A jump in ratings on the competitive sourcing portion of the Office of Management and Budget's latest traffic-light scorecard likely reflects real headway on the initiative, rather than political maneuvering, according to several analysts.

A jump in ratings on the competitive sourcing portion of the Office of Management and Budget's latest traffic-light scorecard likely reflects real headway on the initiative, rather than political maneuvering, according to several analysts.

The effort to put federal jobs up for competition with private firms has become the most politically contentious part of the president's five-part management agenda. Federal employee unions and some lawmakers have attacked the initiative as simply a way to privatize government jobs. Opponents have nibbled away at OMB's guidelines for running A-76 job competitions in language attached to fiscal 2004 spending bills.

The administration is "sensitive to the risks" of having competitive sourcing seen as part of a political agenda, rather than an attempt at improving government management, said Donald Kettl, a professor of public affairs and political science at the University of Wisconsin-Madison. But at the same time, OMB officials strongly believe in the initiative, and developed the quarterly traffic-light scorecard as a means to measure results, he said.

"They really are trying to use this as a stick to move agencies in the direction they want to go," Kettl said.

Nearly half of federal agencies evaluated on OMB's scorecard for the last quarter of fiscal 2003 earned yellow ratings for competitive sourcing, a notable contrast from six months ago, when all agencies received red marks in that area.

Higher grades on competitive sourcing reflect a change in the criteria for earning a yellow light, an OMB official said after the scorecard was released in early November. OMB previously pushed most agencies to work toward competing 15 percent of positions designated as "commercial in nature" in order to earn a yellow rating. In July, OMB announced it would eliminate the uniform 15 percent target and establish specific goals for each agency.

Under the revised criteria, agencies receive a yellow light if they reach their individual, OMB-approved target. Over the past two quarters, they must also have finished 75 percent of all streamlined competitions-those where fewer than 65 full-time equivalent jobs are at stake-within a 90-day timeframe and have followed through on at least 80 percent of publicly announced competitions.

OMB lowered the bar for achieving a yellow light because the previous standards for competitive sourcing were "unreasonably high," said John Kamensky, director of the Managing for Results Practice at IBM Business Consulting Services. Most civilian agencies could not come close to earning a green light, he said.

The new standards for competitive sourcing are simply a way of giving agencies more realistic goals, so they don't become discouraged with the entire initiative, Kamensky said. Previously there was an "enormous amount of activity" in competitive sourcing that was not reflected on the scorecard, he said.
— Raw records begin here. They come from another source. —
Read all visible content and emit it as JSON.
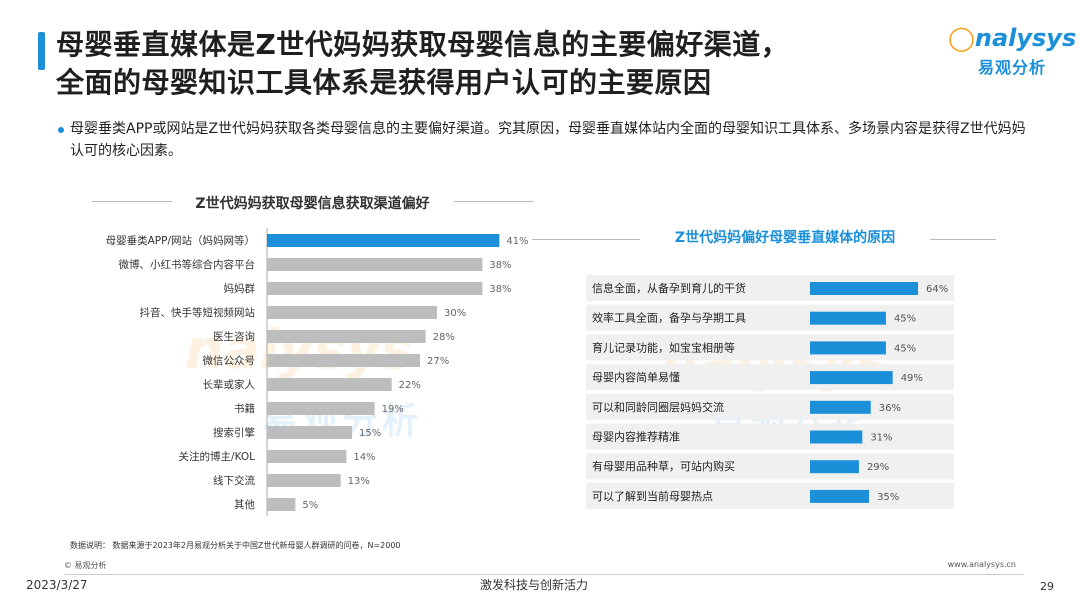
{
  "header": {
    "title_line1": "母婴垂直媒体是Z世代妈妈获取母婴信息的主要偏好渠道，",
    "title_line2": "全面的母婴知识工具体系是获得用户认可的主要原因",
    "logo_en": "nalysys",
    "logo_cn": "易观分析",
    "accent_color": "#1b8fd8"
  },
  "summary": "母婴垂类APP或网站是Z世代妈妈获取各类母婴信息的主要偏好渠道。究其原因，母婴垂直媒体站内全面的母婴知识工具体系、多场景内容是获得Z世代妈妈认可的核心因素。",
  "watermark": {
    "en": "nalysys",
    "cn": "易观分析"
  },
  "chart_data": [
    {
      "type": "bar",
      "orientation": "horizontal",
      "title": "Z世代妈妈获取母婴信息获取渠道偏好",
      "categories": [
        "母婴垂类APP/网站（妈妈网等）",
        "微博、小红书等综合内容平台",
        "妈妈群",
        "抖音、快手等短视频网站",
        "医生咨询",
        "微信公众号",
        "长辈或家人",
        "书籍",
        "搜索引擎",
        "关注的博主/KOL",
        "线下交流",
        "其他"
      ],
      "values": [
        41,
        38,
        38,
        30,
        28,
        27,
        22,
        19,
        15,
        14,
        13,
        5
      ],
      "value_labels": [
        "41%",
        "38%",
        "38%",
        "30%",
        "28%",
        "27%",
        "22%",
        "19%",
        "15%",
        "14%",
        "13%",
        "5%"
      ],
      "unit": "%",
      "highlight_index": 0,
      "colors": {
        "highlight": "#1b8fd8",
        "default": "#bdbdbd"
      },
      "xlim": [
        0,
        45
      ]
    },
    {
      "type": "bar",
      "orientation": "horizontal",
      "title": "Z世代妈妈偏好母婴垂直媒体的原因",
      "categories": [
        "信息全面，从备孕到育儿的干货",
        "效率工具全面，备孕与孕期工具",
        "育儿记录功能，如宝宝相册等",
        "母婴内容简单易懂",
        "可以和同龄同圈层妈妈交流",
        "母婴内容推荐精准",
        "有母婴用品种草，可站内购买",
        "可以了解到当前母婴热点"
      ],
      "values": [
        64,
        45,
        45,
        49,
        36,
        31,
        29,
        35
      ],
      "value_labels": [
        "64%",
        "45%",
        "45%",
        "49%",
        "36%",
        "31%",
        "29%",
        "35%"
      ],
      "unit": "%",
      "colors": {
        "bar": "#1b8fd8",
        "row_background": "#f0f0f0"
      },
      "xlim": [
        0,
        70
      ]
    }
  ],
  "footer": {
    "source": "数据说明：  数据来源于2023年2月易观分析关于中国Z世代新母婴人群调研的问卷，N=2000",
    "copyright": "© 易观分析",
    "site": "www.analysys.cn",
    "date": "2023/3/27",
    "slogan": "激发科技与创新活力",
    "page_number": "29"
  }
}
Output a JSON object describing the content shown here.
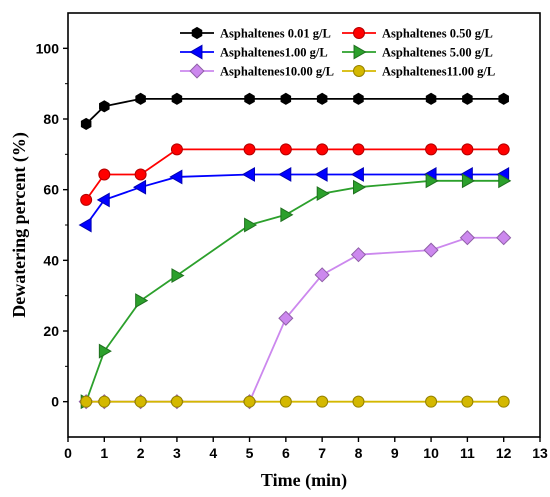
{
  "chart_data": {
    "type": "line",
    "title": "",
    "xlabel": "Time (min)",
    "ylabel": "Dewatering percent (%)",
    "xlim": [
      0,
      13
    ],
    "ylim": [
      -10,
      110
    ],
    "xticks": [
      0,
      1,
      2,
      3,
      4,
      5,
      6,
      7,
      8,
      9,
      10,
      11,
      12,
      13
    ],
    "yticks": [
      0,
      20,
      40,
      60,
      80,
      100
    ],
    "grid": false,
    "legend": "top",
    "series": [
      {
        "name": "Asphaltenes 0.01 g/L",
        "color": "#000000",
        "marker": "hexagon",
        "x": [
          0.5,
          1,
          2,
          3,
          5,
          6,
          7,
          8,
          10,
          11,
          12
        ],
        "y": [
          78.6,
          83.6,
          85.7,
          85.7,
          85.7,
          85.7,
          85.7,
          85.7,
          85.7,
          85.7,
          85.7
        ]
      },
      {
        "name": "Asphaltenes 0.50 g/L",
        "color": "#ff0000",
        "marker": "circle",
        "x": [
          0.5,
          1,
          2,
          3,
          5,
          6,
          7,
          8,
          10,
          11,
          12
        ],
        "y": [
          57.1,
          64.3,
          64.3,
          71.4,
          71.4,
          71.4,
          71.4,
          71.4,
          71.4,
          71.4,
          71.4
        ]
      },
      {
        "name": "Asphaltenes1.00 g/L",
        "color": "#0000ff",
        "marker": "triangle-left",
        "x": [
          0.5,
          1,
          2,
          3,
          5,
          6,
          7,
          8,
          10,
          11,
          12
        ],
        "y": [
          50,
          57.1,
          60.7,
          63.6,
          64.3,
          64.3,
          64.3,
          64.3,
          64.3,
          64.3,
          64.3
        ]
      },
      {
        "name": "Asphaltenes 5.00 g/L",
        "color": "#2ca02c",
        "marker": "triangle-right",
        "x": [
          0.5,
          1,
          2,
          3,
          5,
          6,
          7,
          8,
          10,
          11,
          12
        ],
        "y": [
          0,
          14.3,
          28.6,
          35.7,
          50,
          52.9,
          58.9,
          60.7,
          62.5,
          62.5,
          62.5
        ]
      },
      {
        "name": "Asphaltenes10.00 g/L",
        "color": "#cc88ee",
        "marker": "diamond",
        "x": [
          0.5,
          1,
          2,
          3,
          5,
          6,
          7,
          8,
          10,
          11,
          12
        ],
        "y": [
          0,
          0,
          0,
          0,
          0,
          23.6,
          35.9,
          41.6,
          42.9,
          46.4,
          46.4
        ]
      },
      {
        "name": "Asphaltenes11.00 g/L",
        "color": "#d4b800",
        "marker": "circle",
        "x": [
          0.5,
          1,
          2,
          3,
          5,
          6,
          7,
          8,
          10,
          11,
          12
        ],
        "y": [
          0,
          0,
          0,
          0,
          0,
          0,
          0,
          0,
          0,
          0,
          0
        ]
      }
    ]
  }
}
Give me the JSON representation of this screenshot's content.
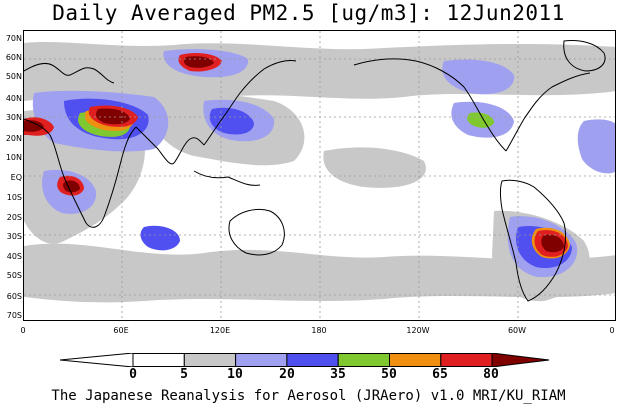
{
  "title": "Daily Averaged PM2.5 [ug/m3]: 12Jun2011",
  "credit": "The Japanese Reanalysis for Aerosol (JRAero) v1.0 MRI/KU_RIAM",
  "lat_labels": [
    "70N",
    "60N",
    "50N",
    "40N",
    "30N",
    "20N",
    "10N",
    "EQ",
    "10S",
    "20S",
    "30S",
    "40S",
    "50S",
    "60S",
    "70S"
  ],
  "lon_labels": [
    "0",
    "60E",
    "120E",
    "180",
    "120W",
    "60W",
    "0"
  ],
  "legend": {
    "levels": [
      "0",
      "5",
      "10",
      "20",
      "35",
      "50",
      "65",
      "80"
    ],
    "colors": [
      "#ffffff",
      "#c8c8c8",
      "#a0a0f0",
      "#5050f0",
      "#80c830",
      "#f09010",
      "#e02020",
      "#800000"
    ]
  },
  "colors": {
    "coastline": "#000000",
    "gridline": "#9a9a9a",
    "background": "#ffffff"
  }
}
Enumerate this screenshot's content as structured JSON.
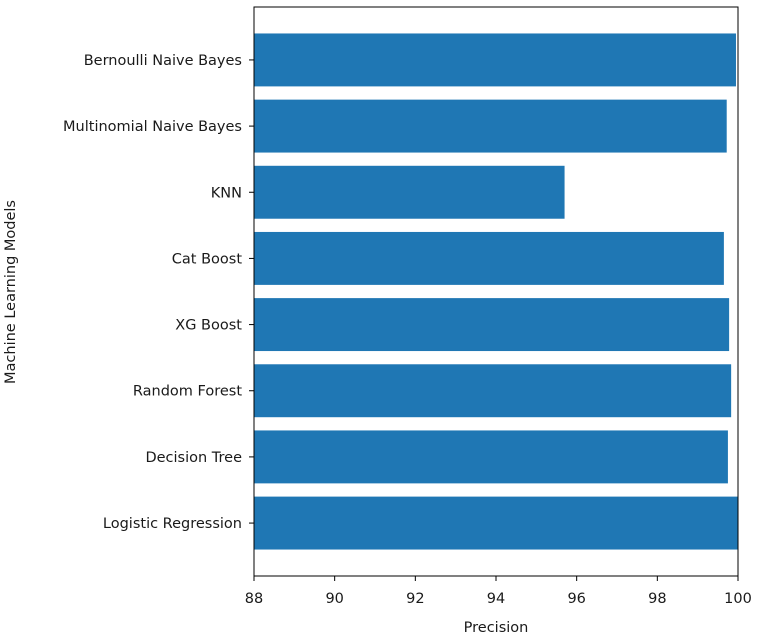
{
  "chart_data": {
    "type": "bar",
    "orientation": "horizontal",
    "title": "",
    "xlabel": "Precision",
    "ylabel": "Machine Learning Models",
    "xlim": [
      88,
      100
    ],
    "xticks": [
      88,
      90,
      92,
      94,
      96,
      98,
      100
    ],
    "categories": [
      "Logistic Regression",
      "Decision Tree",
      "Random Forest",
      "XG Boost",
      "Cat Boost",
      "KNN",
      "Multinomial Naive Bayes",
      "Bernoulli Naive Bayes"
    ],
    "values": [
      100.0,
      99.75,
      99.83,
      99.78,
      99.65,
      95.7,
      99.72,
      99.95
    ],
    "bar_color": "#1f77b4",
    "grid": false,
    "legend": "none"
  }
}
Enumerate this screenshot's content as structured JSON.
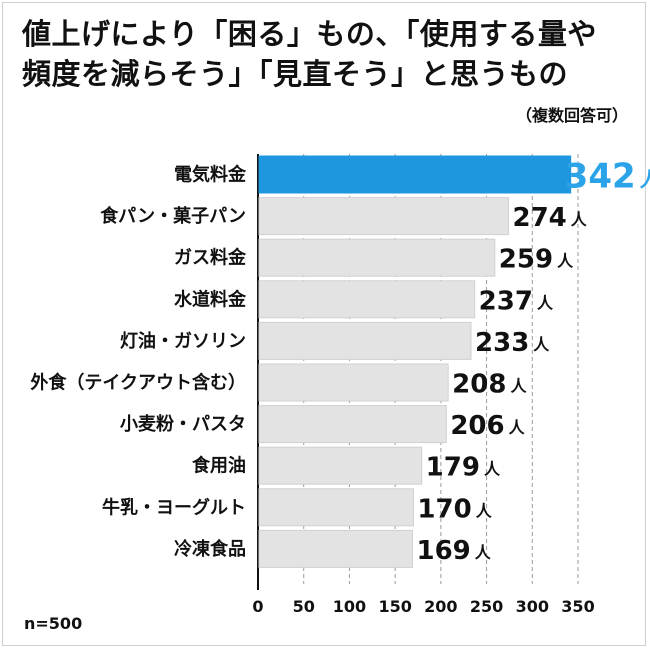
{
  "title_line1": "値上げにより「困る」もの、「使用する量や",
  "title_line2": "頻度を減らそう」「見直そう」と思うもの",
  "subtitle": "（複数回答可）",
  "sample": "n=500",
  "colors": {
    "highlight": "#1f97e0",
    "bar": "#e3e3e3",
    "bar_border": "#d0d0d0",
    "highlight_text": "#2aa3e8"
  },
  "chart_data": {
    "type": "bar",
    "orientation": "horizontal",
    "categories": [
      "電気料金",
      "食パン・菓子パン",
      "ガス料金",
      "水道料金",
      "灯油・ガソリン",
      "外食（テイクアウト含む）",
      "小麦粉・パスタ",
      "食用油",
      "牛乳・ヨーグルト",
      "冷凍食品"
    ],
    "values": [
      342,
      274,
      259,
      237,
      233,
      208,
      206,
      179,
      170,
      169
    ],
    "value_unit": "人",
    "xlim": [
      0,
      350
    ],
    "xticks": [
      0,
      50,
      100,
      150,
      200,
      250,
      300,
      350
    ],
    "grid": "vertical dashed",
    "highlight_index": 0
  }
}
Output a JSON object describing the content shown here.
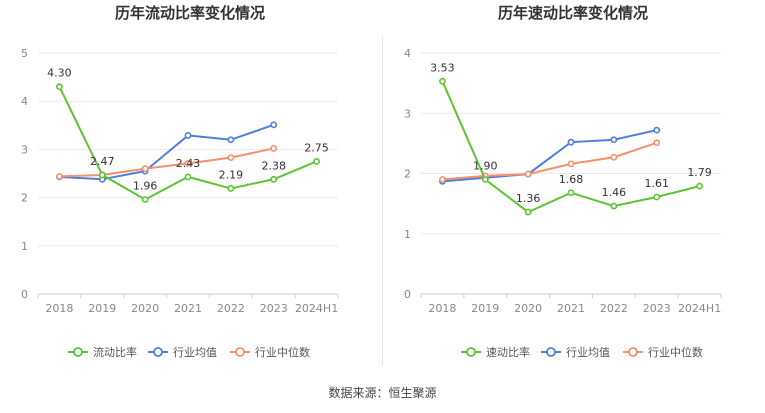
{
  "colors": {
    "company": "#5cc531",
    "industry_avg": "#4f7fdb",
    "industry_median": "#f4906b",
    "grid": "#e9e9e9",
    "axis_text": "#888888"
  },
  "chart_data": [
    {
      "type": "line",
      "title": "历年流动比率变化情况",
      "categories": [
        "2018",
        "2019",
        "2020",
        "2021",
        "2022",
        "2023",
        "2024H1"
      ],
      "ylim": [
        0,
        5
      ],
      "yticks": [
        "0",
        "1",
        "2",
        "3",
        "4",
        "5"
      ],
      "legend_position": "bottom",
      "series": [
        {
          "name": "流动比率",
          "key": "company",
          "values": [
            4.3,
            2.47,
            1.96,
            2.43,
            2.19,
            2.38,
            2.75
          ],
          "labels": [
            "4.30",
            "2.47",
            "1.96",
            "2.43",
            "2.19",
            "2.38",
            "2.75"
          ]
        },
        {
          "name": "行业均值",
          "key": "industry_avg",
          "values": [
            2.43,
            2.38,
            2.55,
            3.29,
            3.2,
            3.51,
            null
          ]
        },
        {
          "name": "行业中位数",
          "key": "industry_median",
          "values": [
            2.44,
            2.47,
            2.6,
            2.71,
            2.83,
            3.02,
            null
          ]
        }
      ]
    },
    {
      "type": "line",
      "title": "历年速动比率变化情况",
      "categories": [
        "2018",
        "2019",
        "2020",
        "2021",
        "2022",
        "2023",
        "2024H1"
      ],
      "ylim": [
        0,
        4
      ],
      "yticks": [
        "0",
        "1",
        "2",
        "3",
        "4"
      ],
      "legend_position": "bottom",
      "series": [
        {
          "name": "速动比率",
          "key": "company",
          "values": [
            3.53,
            1.9,
            1.36,
            1.68,
            1.46,
            1.61,
            1.79
          ],
          "labels": [
            "3.53",
            "1.90",
            "1.36",
            "1.68",
            "1.46",
            "1.61",
            "1.79"
          ]
        },
        {
          "name": "行业均值",
          "key": "industry_avg",
          "values": [
            1.87,
            1.93,
            1.99,
            2.52,
            2.56,
            2.72,
            null
          ]
        },
        {
          "name": "行业中位数",
          "key": "industry_median",
          "values": [
            1.9,
            1.96,
            1.99,
            2.16,
            2.27,
            2.51,
            null
          ]
        }
      ]
    }
  ],
  "footer": {
    "source": "数据来源：恒生聚源"
  }
}
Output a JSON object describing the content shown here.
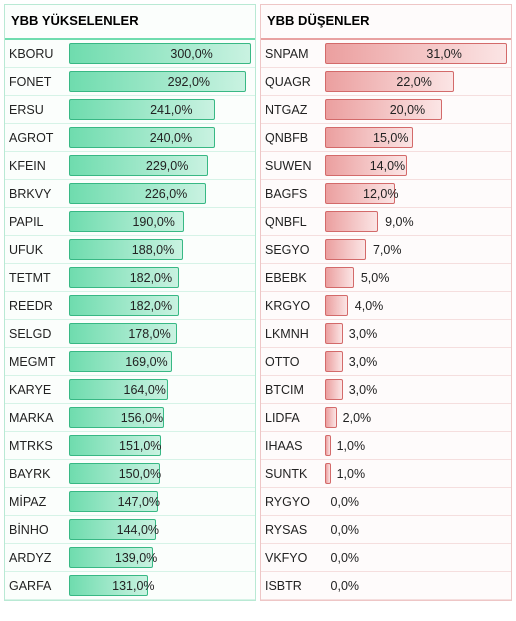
{
  "panels": [
    {
      "key": "gainers",
      "title": "YBB YÜKSELENLER",
      "header_border": "#6fdcae",
      "row_border": "#d6f3e7",
      "panel_bg": "#fbfefc",
      "panel_border": "#b9e9d4",
      "bar_fill": "linear-gradient(to right, #6fdcae, #c9f2e1)",
      "bar_border": "#38b884",
      "label_color": "#222222",
      "ticker_color": "#222222",
      "max_value": 300.0,
      "rows": [
        {
          "ticker": "KBORU",
          "value": 300.0,
          "label": "300,0%"
        },
        {
          "ticker": "FONET",
          "value": 292.0,
          "label": "292,0%"
        },
        {
          "ticker": "ERSU",
          "value": 241.0,
          "label": "241,0%"
        },
        {
          "ticker": "AGROT",
          "value": 240.0,
          "label": "240,0%"
        },
        {
          "ticker": "KFEIN",
          "value": 229.0,
          "label": "229,0%"
        },
        {
          "ticker": "BRKVY",
          "value": 226.0,
          "label": "226,0%"
        },
        {
          "ticker": "PAPIL",
          "value": 190.0,
          "label": "190,0%"
        },
        {
          "ticker": "UFUK",
          "value": 188.0,
          "label": "188,0%"
        },
        {
          "ticker": "TETMT",
          "value": 182.0,
          "label": "182,0%"
        },
        {
          "ticker": "REEDR",
          "value": 182.0,
          "label": "182,0%"
        },
        {
          "ticker": "SELGD",
          "value": 178.0,
          "label": "178,0%"
        },
        {
          "ticker": "MEGMT",
          "value": 169.0,
          "label": "169,0%"
        },
        {
          "ticker": "KARYE",
          "value": 164.0,
          "label": "164,0%"
        },
        {
          "ticker": "MARKA",
          "value": 156.0,
          "label": "156,0%"
        },
        {
          "ticker": "MTRKS",
          "value": 151.0,
          "label": "151,0%"
        },
        {
          "ticker": "BAYRK",
          "value": 150.0,
          "label": "150,0%"
        },
        {
          "ticker": "MİPAZ",
          "value": 147.0,
          "label": "147,0%"
        },
        {
          "ticker": "BİNHO",
          "value": 144.0,
          "label": "144,0%"
        },
        {
          "ticker": "ARDYZ",
          "value": 139.0,
          "label": "139,0%"
        },
        {
          "ticker": "GARFA",
          "value": 131.0,
          "label": "131,0%"
        }
      ]
    },
    {
      "key": "losers",
      "title": "YBB DÜŞENLER",
      "header_border": "#e8a1a1",
      "row_border": "#f5dede",
      "panel_bg": "#fefbfb",
      "panel_border": "#eec6c6",
      "bar_fill": "linear-gradient(to right, #eb9f9f, #fbe5e5)",
      "bar_border": "#d36a6a",
      "label_color": "#222222",
      "ticker_color": "#222222",
      "max_value": 31.0,
      "rows": [
        {
          "ticker": "SNPAM",
          "value": 31.0,
          "label": "31,0%"
        },
        {
          "ticker": "QUAGR",
          "value": 22.0,
          "label": "22,0%"
        },
        {
          "ticker": "NTGAZ",
          "value": 20.0,
          "label": "20,0%"
        },
        {
          "ticker": "QNBFB",
          "value": 15.0,
          "label": "15,0%"
        },
        {
          "ticker": "SUWEN",
          "value": 14.0,
          "label": "14,0%"
        },
        {
          "ticker": "BAGFS",
          "value": 12.0,
          "label": "12,0%"
        },
        {
          "ticker": "QNBFL",
          "value": 9.0,
          "label": "9,0%"
        },
        {
          "ticker": "SEGYO",
          "value": 7.0,
          "label": "7,0%"
        },
        {
          "ticker": "EBEBK",
          "value": 5.0,
          "label": "5,0%"
        },
        {
          "ticker": "KRGYO",
          "value": 4.0,
          "label": "4,0%"
        },
        {
          "ticker": "LKMNH",
          "value": 3.0,
          "label": "3,0%"
        },
        {
          "ticker": "OTTO",
          "value": 3.0,
          "label": "3,0%"
        },
        {
          "ticker": "BTCIM",
          "value": 3.0,
          "label": "3,0%"
        },
        {
          "ticker": "LIDFA",
          "value": 2.0,
          "label": "2,0%"
        },
        {
          "ticker": "IHAAS",
          "value": 1.0,
          "label": "1,0%"
        },
        {
          "ticker": "SUNTK",
          "value": 1.0,
          "label": "1,0%"
        },
        {
          "ticker": "RYGYO",
          "value": 0.0,
          "label": "0,0%"
        },
        {
          "ticker": "RYSAS",
          "value": 0.0,
          "label": "0,0%"
        },
        {
          "ticker": "VKFYO",
          "value": 0.0,
          "label": "0,0%"
        },
        {
          "ticker": "ISBTR",
          "value": 0.0,
          "label": "0,0%"
        }
      ]
    }
  ]
}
The upcoming presidential election might give OMB an incentive to show progress, Kettl said. But government management is not usually a big factor in elections to begin with, he added. "It's hard to stir up the public on issues of management reform," he said.

Ratings on the scorecard are not the most meaningful way of demonstrating management results in the first place, said Paul Light, a senior fellow at the Brookings Institution.

"The key question isn't whether lights are green on progress, but how many years of progress will actually produce gains in the core capacity of agencies to faithfully execute the laws," he said.

"I have no doubt that some of the progress is real," Light added. "But M.B.A. presidents and their M.B.A. management chiefs know that progress takes time."